What makes sympathy so bad? According to Brown, sympathy is not true connection, and it keeps us at a safe distance from the person experiencing the pain and suffering.
I have great admiration for Brené Brown, so pardon me while I disagree wholeheartedly with her.
Empathy is okay, but the condition of our world today makes empathy far less helpful than sympathy. In his book A Failure of Nerve, Edwin Friedman highlights that, in the modern context, empathy often becomes “a power tool in the hands of the sensitive.” Empathy is the virtue that opens the door to the vice of what Friedman calls “herding.”
Herding is what happens when an anxious group allows the least mature, most anxious, most reactive member of a community to demand that the rest of the group adapt to them and their sensitivities.
For example:
- A toddler throws a tantrum in the supermarket, and the parents try to meet the demands of the tyrannical tike.

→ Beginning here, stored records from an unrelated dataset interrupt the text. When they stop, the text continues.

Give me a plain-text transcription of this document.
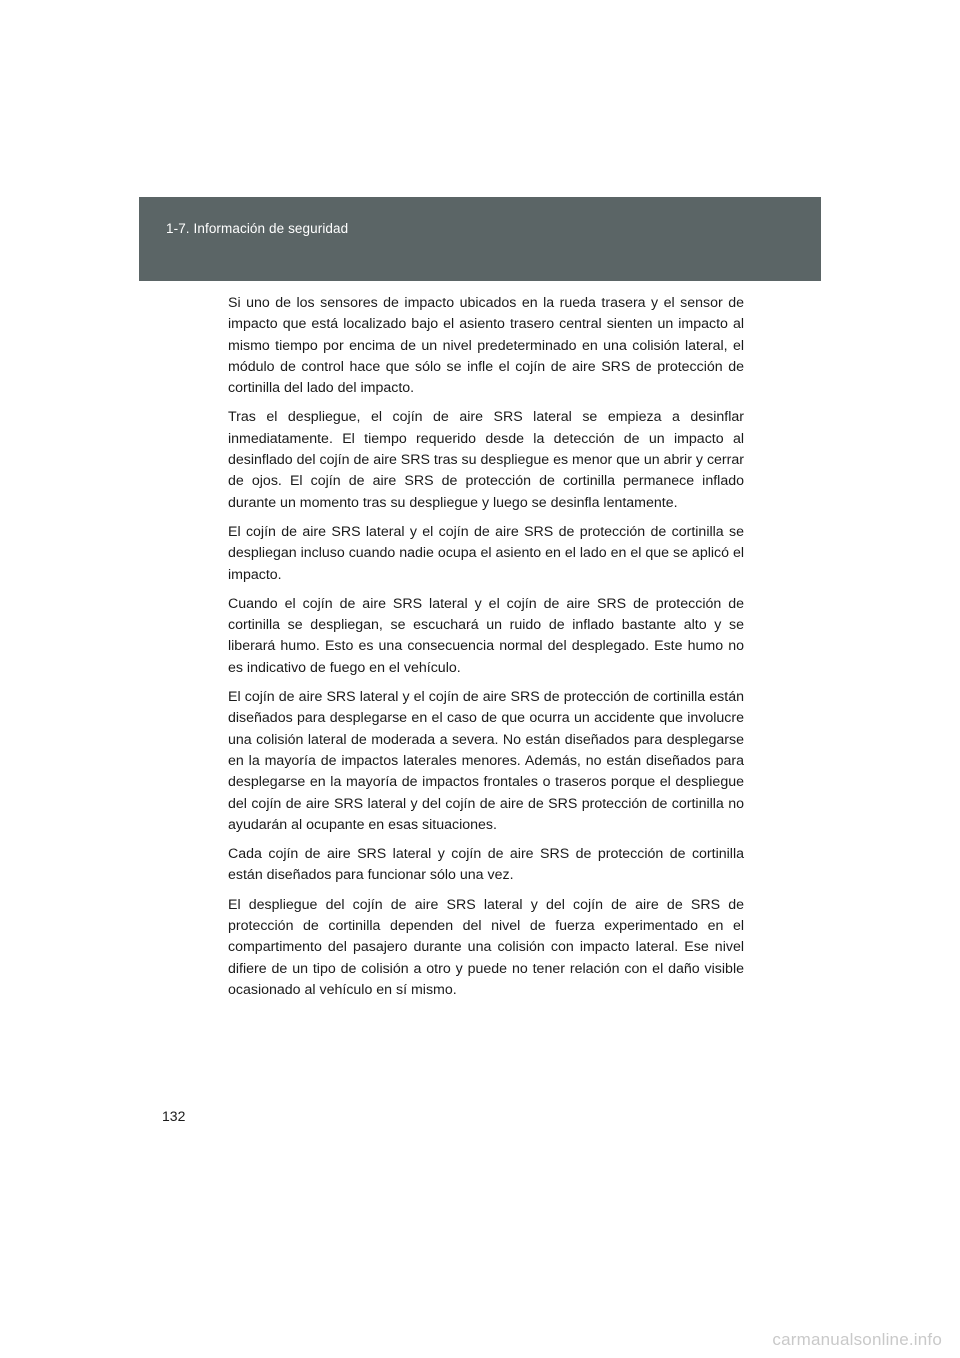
1-7. Información de seguridad

Si uno de los sensores de impacto ubicados en la rueda trasera y el sensor de impacto que está localizado bajo el asiento trasero central sienten un impacto al mismo tiempo por encima de un nivel predeterminado en una colisión lateral, el módulo de control hace que sólo se infle el cojín de aire SRS de protección de cortinilla del lado del impacto.

Tras el despliegue, el cojín de aire SRS lateral se empieza a desinflar inmediatamente. El tiempo requerido desde la detección de un impacto al desinflado del cojín de aire SRS tras su despliegue es menor que un abrir y cerrar de ojos. El cojín de aire SRS de protección de cortinilla permanece inflado durante un momento tras su despliegue y luego se desinfla lentamente.

El cojín de aire SRS lateral y el cojín de aire SRS de protección de cortinilla se despliegan incluso cuando nadie ocupa el asiento en el lado en el que se aplicó el impacto.

Cuando el cojín de aire SRS lateral y el cojín de aire SRS de protección de cortinilla se despliegan, se escuchará un ruido de inflado bastante alto y se liberará humo. Esto es una consecuencia normal del desplegado. Este humo no es indicativo de fuego en el vehículo.

El cojín de aire SRS lateral y el cojín de aire SRS de protección de cortinilla están diseñados para desplegarse en el caso de que ocurra un accidente que involucre una colisión lateral de moderada a severa. No están diseñados para desplegarse en la mayoría de impactos laterales menores. Además, no están diseñados para desplegarse en la mayoría de impactos frontales o traseros porque el despliegue del cojín de aire SRS lateral y del cojín de aire de SRS protección de cortinilla no ayudarán al ocupante en esas situaciones.

Cada cojín de aire SRS lateral y cojín de aire SRS de protección de cortinilla están diseñados para funcionar sólo una vez.

El despliegue del cojín de aire SRS lateral y del cojín de aire de SRS de protección de cortinilla dependen del nivel de fuerza experimentado en el compartimento del pasajero durante una colisión con impacto lateral. Ese nivel difiere de un tipo de colisión a otro y puede no tener relación con el daño visible ocasionado al vehículo en sí mismo.

132
carmanualsonline.info
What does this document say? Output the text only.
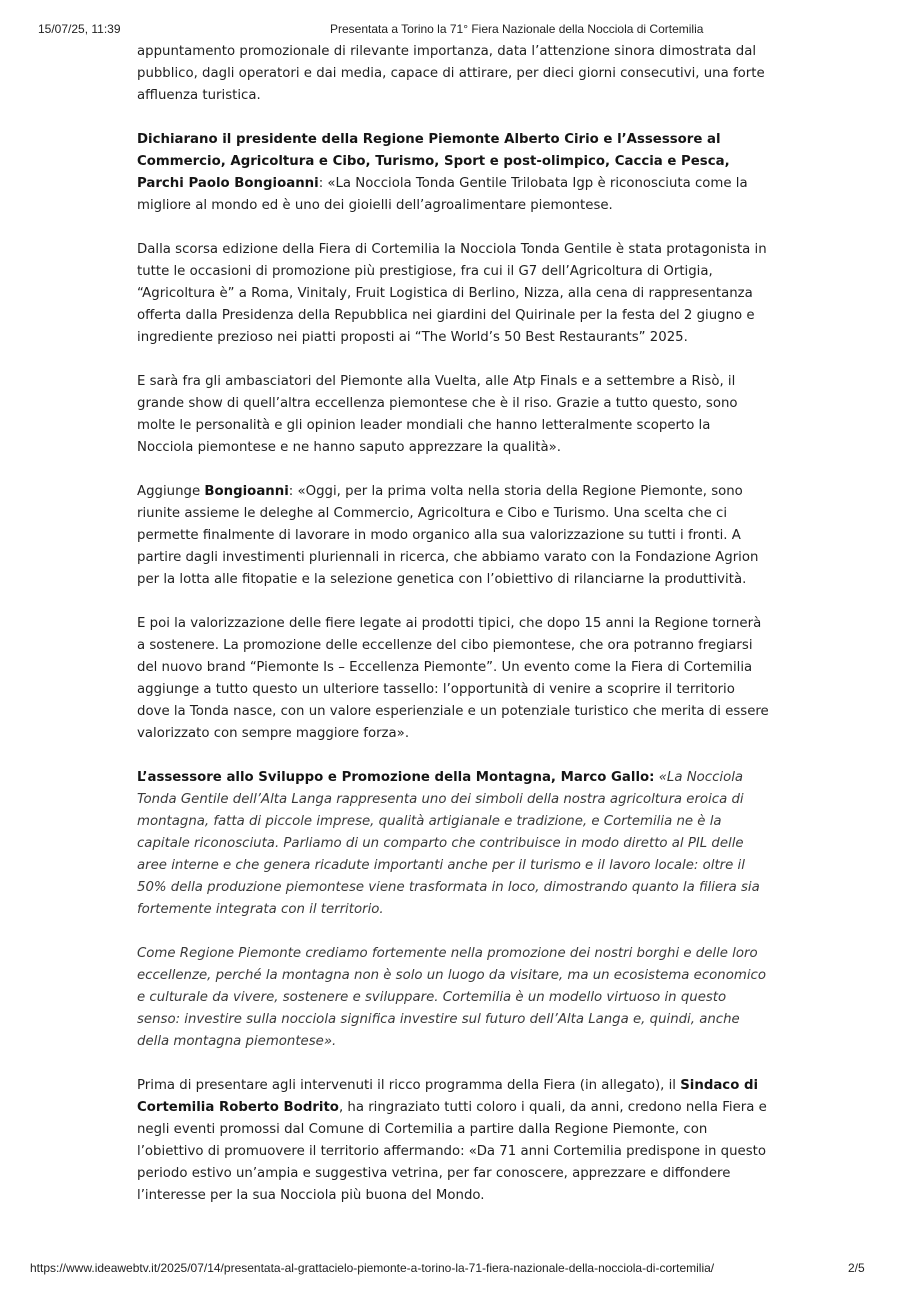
15/07/25, 11:39	Presentata a Torino la 71° Fiera Nazionale della Nocciola di Cortemilia

appuntamento promozionale di rilevante importanza, data l’attenzione sinora dimostrata dal pubblico, dagli operatori e dai media, capace di attirare, per dieci giorni consecutivi, una forte affluenza turistica.

Dichiarano il presidente della Regione Piemonte Alberto Cirio e l’Assessore al Commercio, Agricoltura e Cibo, Turismo, Sport e post-olimpico, Caccia e Pesca, Parchi Paolo Bongioanni: «La Nocciola Tonda Gentile Trilobata Igp è riconosciuta come la migliore al mondo ed è uno dei gioielli dell’agroalimentare piemontese.

Dalla scorsa edizione della Fiera di Cortemilia la Nocciola Tonda Gentile è stata protagonista in tutte le occasioni di promozione più prestigiose, fra cui il G7 dell’Agricoltura di Ortigia, “Agricoltura è” a Roma, Vinitaly, Fruit Logistica di Berlino, Nizza, alla cena di rappresentanza offerta dalla Presidenza della Repubblica nei giardini del Quirinale per la festa del 2 giugno e ingrediente prezioso nei piatti proposti ai “The World’s 50 Best Restaurants” 2025.

E sarà fra gli ambasciatori del Piemonte alla Vuelta, alle Atp Finals e a settembre a Risò, il grande show di quell’altra eccellenza piemontese che è il riso. Grazie a tutto questo, sono molte le personalità e gli opinion leader mondiali che hanno letteralmente scoperto la Nocciola piemontese e ne hanno saputo apprezzare la qualità».

Aggiunge Bongioanni: «Oggi, per la prima volta nella storia della Regione Piemonte, sono riunite assieme le deleghe al Commercio, Agricoltura e Cibo e Turismo. Una scelta che ci permette finalmente di lavorare in modo organico alla sua valorizzazione su tutti i fronti. A partire dagli investimenti pluriennali in ricerca, che abbiamo varato con la Fondazione Agrion per la lotta alle fitopatie e la selezione genetica con l’obiettivo di rilanciarne la produttività.

E poi la valorizzazione delle fiere legate ai prodotti tipici, che dopo 15 anni la Regione tornerà a sostenere. La promozione delle eccellenze del cibo piemontese, che ora potranno fregiarsi del nuovo brand “Piemonte Is – Eccellenza Piemonte”. Un evento come la Fiera di Cortemilia aggiunge a tutto questo un ulteriore tassello: l’opportunità di venire a scoprire il territorio dove la Tonda nasce, con un valore esperienziale e un potenziale turistico che merita di essere valorizzato con sempre maggiore forza».

L’assessore allo Sviluppo e Promozione della Montagna, Marco Gallo: «La Nocciola Tonda Gentile dell’Alta Langa rappresenta uno dei simboli della nostra agricoltura eroica di montagna, fatta di piccole imprese, qualità artigianale e tradizione, e Cortemilia ne è la capitale riconosciuta. Parliamo di un comparto che contribuisce in modo diretto al PIL delle aree interne e che genera ricadute importanti anche per il turismo e il lavoro locale: oltre il 50% della produzione piemontese viene trasformata in loco, dimostrando quanto la filiera sia fortemente integrata con il territorio.

Come Regione Piemonte crediamo fortemente nella promozione dei nostri borghi e delle loro eccellenze, perché la montagna non è solo un luogo da visitare, ma un ecosistema economico e culturale da vivere, sostenere e sviluppare. Cortemilia è un modello virtuoso in questo senso: investire sulla nocciola significa investire sul futuro dell’Alta Langa e, quindi, anche della montagna piemontese».

Prima di presentare agli intervenuti il ricco programma della Fiera (in allegato), il Sindaco di Cortemilia Roberto Bodrito, ha ringraziato tutti coloro i quali, da anni, credono nella Fiera e negli eventi promossi dal Comune di Cortemilia a partire dalla Regione Piemonte, con l’obiettivo di promuovere il territorio affermando: «Da 71 anni Cortemilia predispone in questo periodo estivo un’ampia e suggestiva vetrina, per far conoscere, apprezzare e diffondere l’interesse per la sua Nocciola più buona del Mondo.

https://www.ideawebtv.it/2025/07/14/presentata-al-grattacielo-piemonte-a-torino-la-71-fiera-nazionale-della-nocciola-di-cortemilia/	2/5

- A severely under-performing employee wilts and weeps when given critical feedback by the manager, and his fellow employees try to soothe his suffering and resist the “mean old manager” who inflicted the pain.
In both examples, the empathy of the group is not virtuous—it is toxic.
For coaches, leaders, spouses, pastors, and friends, the “true connection” promised by empathy is exactly what makes it unhelpful and unhealthy. Truly connecting is a euphemism for joining in the feelings of the other person versus allowing others to feel what they feel, to own their own feelings, and to be differentiated from others.
The toddler in the supermarket feels something deeply, but the feelings flow from the narcissism characteristic of an immature person. Sympathy might stand at a distance and notice the feelings of the toddler without validating the feelings. It’s the parent’s job to guide the toddler into a state of maturity wherein the toddler is not consumed or controlled by feelings. In other words, the parent needs to lead, not follow.
The reprimanded employee’s feelings of hurt and offense are self-referential, which is normal but not helpful. It’s normal to use oneself as the reference point for determining what is true, but it’s a whole new level of anxiety that demands others use me and my feelings as the reference point of what is true in a given situation.
Empathy soothes, while sympathy holds open the door for change. Sympathy invites the employee and his peers to adapt to reality (performance) while recognizing the challenge of doing so.
As coaches, we should be on guard against over-doing empathy. Just because a client feels something does not make the feelings valid, helpful, or appropriate. The feelings might be all of those things, but they might also be signals of immaturity keeping the client stuck. Who’s to say? Not the client, nor the coach.
As the coach, we serve as another reference point (not “the” reference point) for the client in determining what is really going on. But if we give up our position as being someone other than the client and opt for “truly connecting” or “joining them in their suffering,” we abandon the client to a self-referential hell that positions the client as the center of the universe.
And that would be too much of a good thing.